What is your job title and what does that mean?
My job title is Youth Support Worker, which means I work on our Youth Team supporting the young people in our homes in a variety of ways.
What does your day to day role look like?
Every day is different! As much as you try to plan your day things do change. As well as the usual youth club team work where we plan holiday activities I also work with the Youth Offending Team (YOT), where I am a panel member. As a panel member I regularly meet with a young person who has offended as an alternative to putting them in custody. The panel works with the YOT in writing referral orders for young people. I liaise with social services, YSMART, Devon County Council and make referrals to CAMHS as well as writing safeguarding reports.
I provide 121 support for young people and their families with planned goals and targets, and signpost them to agencies such as Positive People to help them get back on track. I also train weekly at our gym sessions for young people to stimulate their endorphins and keep them fit.
Why and how did you become a youth worker?
After 10 years of service as a Police Officer I left Thames Valley Police as I felt criminalising young people and vulnerable adults for minor crimes was the wrong way to tackle and prevent their reoffending.
I became more interested in the causal factors of crime and furthered my knowledge by studying a degree in criminology. I moved away and started a fresh here in sunny North Devon and felt that youth work would be my next adventure.
What do you enjoy about being a youth worker?
You never quite know what challenges you are going to be met with. I really like being to help young people, support them through troubled times and see them blossom.
What issues do you come across as a youth worker?
After being in the police and having certain powers such as the ability to have information about people easily accessible I have found it frustrating how youth workers aren’t privy to much information at all! We have to do our own investigations and work extremely hard to build a relationship and help the best way we can with all young people and their families; yet we are faced with barriers when sometimes other agencies will not share information.
What themes do you cover at youth clubs and why?
We cover all sorts! Mental health is a huge umbrella – depression, anxiety, self-harm, body image, relationships, being safe, drugs, alcohol us, bereavement, criminal activity, being active, healthy eating, growing up, cyber crime and the use of social media. We cover whatever we think is prevalent at the time with the young people.
Do your young people relate to you and engage with you?
I work more on a 121 basis and in smaller groups as simply that is my strength and I really enjoy that part of my work. I do believe young people engage well with me and that the relationships I have with the guys is a good one. I feel that they trust me and know that I will always do my best to help provide advice and support about anything when I can; which in turn makes me feel good about the work I do as well.

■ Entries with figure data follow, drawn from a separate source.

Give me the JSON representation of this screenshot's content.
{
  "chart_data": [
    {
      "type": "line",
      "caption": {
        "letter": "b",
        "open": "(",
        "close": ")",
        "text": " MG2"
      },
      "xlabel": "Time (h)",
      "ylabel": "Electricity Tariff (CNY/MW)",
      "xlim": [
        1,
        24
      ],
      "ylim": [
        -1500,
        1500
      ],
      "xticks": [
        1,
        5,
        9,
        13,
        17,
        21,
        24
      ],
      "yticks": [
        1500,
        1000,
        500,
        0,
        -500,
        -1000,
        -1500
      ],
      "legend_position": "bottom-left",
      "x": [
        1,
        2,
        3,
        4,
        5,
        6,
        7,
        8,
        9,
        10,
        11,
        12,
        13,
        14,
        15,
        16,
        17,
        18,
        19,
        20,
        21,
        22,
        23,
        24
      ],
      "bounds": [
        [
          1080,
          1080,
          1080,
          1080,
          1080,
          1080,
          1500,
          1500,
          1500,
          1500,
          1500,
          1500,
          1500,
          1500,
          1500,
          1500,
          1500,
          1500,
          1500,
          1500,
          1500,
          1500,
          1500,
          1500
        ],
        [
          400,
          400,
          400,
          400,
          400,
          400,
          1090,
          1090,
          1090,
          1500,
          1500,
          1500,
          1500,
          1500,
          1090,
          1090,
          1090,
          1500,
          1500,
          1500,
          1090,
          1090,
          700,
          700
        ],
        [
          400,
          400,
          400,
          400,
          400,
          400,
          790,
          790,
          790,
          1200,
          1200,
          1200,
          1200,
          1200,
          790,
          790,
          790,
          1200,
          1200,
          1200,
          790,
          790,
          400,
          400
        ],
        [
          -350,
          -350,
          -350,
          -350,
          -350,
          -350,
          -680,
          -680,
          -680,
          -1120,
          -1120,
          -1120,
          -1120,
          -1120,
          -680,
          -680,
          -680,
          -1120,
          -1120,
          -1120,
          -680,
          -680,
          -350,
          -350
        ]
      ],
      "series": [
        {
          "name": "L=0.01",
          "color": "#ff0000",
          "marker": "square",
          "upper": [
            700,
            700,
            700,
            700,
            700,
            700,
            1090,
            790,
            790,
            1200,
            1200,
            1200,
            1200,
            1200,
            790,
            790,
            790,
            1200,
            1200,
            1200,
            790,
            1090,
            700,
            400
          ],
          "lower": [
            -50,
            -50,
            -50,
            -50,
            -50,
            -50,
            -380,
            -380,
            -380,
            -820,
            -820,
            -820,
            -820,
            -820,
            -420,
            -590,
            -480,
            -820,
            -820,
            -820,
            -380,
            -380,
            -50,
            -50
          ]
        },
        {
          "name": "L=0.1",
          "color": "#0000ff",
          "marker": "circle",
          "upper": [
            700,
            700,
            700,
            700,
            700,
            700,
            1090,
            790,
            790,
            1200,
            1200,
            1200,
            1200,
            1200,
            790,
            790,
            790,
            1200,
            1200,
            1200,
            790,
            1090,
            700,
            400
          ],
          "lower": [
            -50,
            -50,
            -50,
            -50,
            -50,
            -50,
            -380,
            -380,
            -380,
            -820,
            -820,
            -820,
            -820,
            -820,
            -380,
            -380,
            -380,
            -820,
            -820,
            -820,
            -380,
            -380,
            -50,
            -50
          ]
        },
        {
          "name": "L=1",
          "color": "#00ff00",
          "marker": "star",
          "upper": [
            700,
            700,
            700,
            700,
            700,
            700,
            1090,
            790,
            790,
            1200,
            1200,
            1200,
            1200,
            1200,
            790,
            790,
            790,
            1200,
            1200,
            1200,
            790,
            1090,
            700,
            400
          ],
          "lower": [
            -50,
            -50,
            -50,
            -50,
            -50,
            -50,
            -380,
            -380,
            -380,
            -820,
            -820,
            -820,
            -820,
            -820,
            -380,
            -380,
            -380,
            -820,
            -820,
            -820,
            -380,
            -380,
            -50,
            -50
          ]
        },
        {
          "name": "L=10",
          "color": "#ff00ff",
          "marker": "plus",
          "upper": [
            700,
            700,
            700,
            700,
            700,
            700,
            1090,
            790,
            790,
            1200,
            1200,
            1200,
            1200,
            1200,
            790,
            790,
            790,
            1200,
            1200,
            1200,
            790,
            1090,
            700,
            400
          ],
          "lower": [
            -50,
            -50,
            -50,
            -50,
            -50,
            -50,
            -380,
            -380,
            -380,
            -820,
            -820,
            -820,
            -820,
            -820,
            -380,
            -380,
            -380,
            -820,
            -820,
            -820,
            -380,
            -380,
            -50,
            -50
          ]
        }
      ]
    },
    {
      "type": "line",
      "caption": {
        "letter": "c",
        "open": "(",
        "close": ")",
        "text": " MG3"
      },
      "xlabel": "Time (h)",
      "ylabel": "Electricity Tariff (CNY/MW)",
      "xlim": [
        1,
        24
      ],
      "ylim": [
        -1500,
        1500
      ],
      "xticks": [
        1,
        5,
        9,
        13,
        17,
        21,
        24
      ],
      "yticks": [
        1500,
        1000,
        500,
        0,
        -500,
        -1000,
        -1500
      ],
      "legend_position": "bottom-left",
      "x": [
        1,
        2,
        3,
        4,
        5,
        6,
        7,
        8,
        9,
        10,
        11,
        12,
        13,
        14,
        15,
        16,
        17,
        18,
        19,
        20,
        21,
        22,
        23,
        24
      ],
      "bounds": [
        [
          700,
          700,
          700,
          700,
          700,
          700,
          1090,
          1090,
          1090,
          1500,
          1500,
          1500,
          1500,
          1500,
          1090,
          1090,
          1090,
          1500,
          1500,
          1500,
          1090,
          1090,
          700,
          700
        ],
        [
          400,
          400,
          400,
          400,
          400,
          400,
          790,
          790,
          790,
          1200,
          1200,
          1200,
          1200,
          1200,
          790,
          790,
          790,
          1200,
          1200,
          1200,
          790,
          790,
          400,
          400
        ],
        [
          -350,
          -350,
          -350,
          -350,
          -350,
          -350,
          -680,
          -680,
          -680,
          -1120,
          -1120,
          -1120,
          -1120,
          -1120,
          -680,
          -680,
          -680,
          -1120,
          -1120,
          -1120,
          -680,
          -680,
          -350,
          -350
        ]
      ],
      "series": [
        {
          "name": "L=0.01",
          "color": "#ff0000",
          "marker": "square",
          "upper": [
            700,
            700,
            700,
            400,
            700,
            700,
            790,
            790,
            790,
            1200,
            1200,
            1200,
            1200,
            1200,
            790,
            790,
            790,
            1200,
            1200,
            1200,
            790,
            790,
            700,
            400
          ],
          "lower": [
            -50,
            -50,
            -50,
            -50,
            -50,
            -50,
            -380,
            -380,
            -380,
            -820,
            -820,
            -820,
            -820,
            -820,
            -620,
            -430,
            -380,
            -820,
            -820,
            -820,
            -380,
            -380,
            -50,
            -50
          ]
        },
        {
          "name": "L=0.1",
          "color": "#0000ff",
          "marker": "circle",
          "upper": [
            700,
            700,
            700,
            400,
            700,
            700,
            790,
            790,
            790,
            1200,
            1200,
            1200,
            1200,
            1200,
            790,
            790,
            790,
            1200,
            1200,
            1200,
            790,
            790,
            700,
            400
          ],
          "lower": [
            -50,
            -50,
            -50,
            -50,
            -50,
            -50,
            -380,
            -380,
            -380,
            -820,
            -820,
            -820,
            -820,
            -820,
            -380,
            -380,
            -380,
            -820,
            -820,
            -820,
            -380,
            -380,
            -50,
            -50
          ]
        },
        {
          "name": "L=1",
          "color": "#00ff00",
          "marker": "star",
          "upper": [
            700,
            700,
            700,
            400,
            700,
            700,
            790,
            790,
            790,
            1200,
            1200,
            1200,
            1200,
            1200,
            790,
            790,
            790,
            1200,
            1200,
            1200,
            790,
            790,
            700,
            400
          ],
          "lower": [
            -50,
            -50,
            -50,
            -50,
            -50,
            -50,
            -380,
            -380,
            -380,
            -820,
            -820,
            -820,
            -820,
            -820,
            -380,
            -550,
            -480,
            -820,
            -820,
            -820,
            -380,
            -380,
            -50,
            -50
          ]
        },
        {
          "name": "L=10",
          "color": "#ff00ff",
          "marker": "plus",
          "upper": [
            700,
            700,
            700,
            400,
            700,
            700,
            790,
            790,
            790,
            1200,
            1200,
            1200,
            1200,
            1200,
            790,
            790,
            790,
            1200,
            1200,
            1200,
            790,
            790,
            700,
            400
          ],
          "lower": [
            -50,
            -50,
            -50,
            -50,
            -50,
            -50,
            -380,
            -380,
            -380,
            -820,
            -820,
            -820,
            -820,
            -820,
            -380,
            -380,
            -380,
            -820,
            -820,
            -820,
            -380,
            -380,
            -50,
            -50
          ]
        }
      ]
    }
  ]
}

Do you find young people suffer with mental health issues more than other generations?
Mental health is discussed more than it ever has been as far as I am aware. This should be seen as a positive. My concern is that young people are vulnerable to accessing all manner of behaviours mainly through the internet and social media.
This leaves some young people to follow these behaviours and identify the problem inaccurately, which then becomes a self fulfilling prophecy and eventually true. They label themselves as suffering from mental health when in actual fact they maybe just be struggling with adolescence and growing up. The transition from a young person to adulthood can be challenging. Mental health is a serious subject and not just a trend for young people. Research has demonstrated that there is a correlation between the use of social media and depression. The visibility online can be damaging allowing us to present our own sense of filtered reality of what we want to show; this ultimately becomes a benchmark for critical analysis of their own successes and failures in life. This could lead to exacerbating a young person’s mental health and increasing their low self esteem. Furthermore a young person who spends too much time using social media in the world that social media creates could make it much harder for a young person to cope in the real world that is vastly greater.
Give an example of a mental health issue that you’ve been able to help with?
A young person has a drug addiction and has been in trouble with the police for drug related offences. He was a target for county lines and has been threatened by drug dealers. He, due to his cannabis use, suffers from psychosis and struggles with maintaining a happy outlook unless under the influence of drugs. His family relationships broke down and now a young adult, he is unable to drive due to frequent drug use and recorded Mental health problems.
I have supported him for my entire employment as a youth worker, attended YSMART meetings with him, mental health assessments, assisted him in police custody and found him employment. No offences have been committed for a year and he has held down a job for a year now. His mental health will improve when he can beat his drug addiction.
What tips would you give to anyone who’s suffering or has someone who is suffering with a mental illness?
Speak to somebody and don't struggle on your own and if it’s someone you know do the same, let someone you trust know about their problems.
Anything else to add about mental health?
We teach our young people to be proud of who they are and to be their beautiful unique selves. If they are unhappy about any aspect and wish to change their body image, as long as it’s safe we will support them. The gym training teaches young people to maintain healthy weights and eat healthily as well as getting them to feel the natural happy drug we produce through exercise, endorphins. Exercise is key to a lot of people’s lives in managing mental health.